Let $X$ follow the standard normal distribution $N(0,1)$
Let $a>0$
Let $Y=X$ if $|X|<a$
$ $ $ $ $ $ $ $ $ $ $ $ $Y=-X$ if $|X|\geq a$
Then, it is easily shown that Y follows the standard normal distribution $N(0,1)$
What is $Cov(X,Y)$?
Is the random vector $(X,Y)$ a multivariate normal?
Firstly, since $E(X)=E(Y)=0$, $Cov(X,Y)=E(XY)$
I think $E(XY)=E(X^{2}1_{|X|<a}) - E(X^{2}1_{|X|\geq a})$
how do I proceed to solve this problem?
Secondly, I think the random vector is not multivariate normal since if it were, it would be true that $X+Y$ is normal but I think it is not
You're most of the way there. It only remains to calculate $E(X^21_{\mid X\mid<a})$.

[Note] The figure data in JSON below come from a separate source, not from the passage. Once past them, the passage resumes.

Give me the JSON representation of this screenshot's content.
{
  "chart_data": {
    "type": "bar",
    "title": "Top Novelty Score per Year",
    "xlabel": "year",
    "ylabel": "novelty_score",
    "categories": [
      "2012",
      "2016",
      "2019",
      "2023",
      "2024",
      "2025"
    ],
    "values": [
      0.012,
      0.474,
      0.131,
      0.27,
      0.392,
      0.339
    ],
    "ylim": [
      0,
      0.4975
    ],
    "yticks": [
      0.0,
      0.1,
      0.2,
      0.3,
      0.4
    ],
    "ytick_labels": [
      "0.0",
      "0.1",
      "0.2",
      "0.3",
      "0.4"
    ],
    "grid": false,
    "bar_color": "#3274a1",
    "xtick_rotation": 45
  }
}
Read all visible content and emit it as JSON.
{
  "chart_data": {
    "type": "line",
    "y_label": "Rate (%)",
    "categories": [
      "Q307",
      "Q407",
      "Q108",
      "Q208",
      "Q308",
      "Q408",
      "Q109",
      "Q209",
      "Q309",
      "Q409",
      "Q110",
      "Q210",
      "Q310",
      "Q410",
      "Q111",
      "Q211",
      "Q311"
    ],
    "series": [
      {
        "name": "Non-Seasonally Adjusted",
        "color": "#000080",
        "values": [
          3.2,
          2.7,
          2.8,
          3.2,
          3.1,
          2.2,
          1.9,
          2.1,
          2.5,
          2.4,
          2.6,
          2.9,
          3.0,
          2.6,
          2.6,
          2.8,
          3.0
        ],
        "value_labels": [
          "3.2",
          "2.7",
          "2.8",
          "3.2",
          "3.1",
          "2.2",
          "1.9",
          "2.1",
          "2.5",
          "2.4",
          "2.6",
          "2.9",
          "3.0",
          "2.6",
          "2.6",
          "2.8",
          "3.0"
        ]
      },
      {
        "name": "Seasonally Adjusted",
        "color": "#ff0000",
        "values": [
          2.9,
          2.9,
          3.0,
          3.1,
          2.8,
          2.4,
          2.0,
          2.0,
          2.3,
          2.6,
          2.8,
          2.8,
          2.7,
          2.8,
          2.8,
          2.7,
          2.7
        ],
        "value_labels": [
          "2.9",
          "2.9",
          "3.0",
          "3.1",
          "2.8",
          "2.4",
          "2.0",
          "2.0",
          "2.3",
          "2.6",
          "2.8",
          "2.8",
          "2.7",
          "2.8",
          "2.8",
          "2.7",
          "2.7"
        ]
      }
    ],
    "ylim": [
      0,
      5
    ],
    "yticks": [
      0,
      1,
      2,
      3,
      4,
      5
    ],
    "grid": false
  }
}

This can be written as an integral $2\int_0^a x^2 f_X(x)dx$ where $f_X$ is the density of $X$. To evaluate this, note that $f_X'(x)=-xf_X(x)$, so the integral is $-2\int_0^a xf'_X(x)dx$. Now integrate by parts, and you get an explicit formula involving the CDF of X. The second term $E(X^21_{\mid X\mid\ge a})$ doesn't require any additional calculations because it is equal to $E(X^2)-E(X^21_{\mid X \mid<a})$.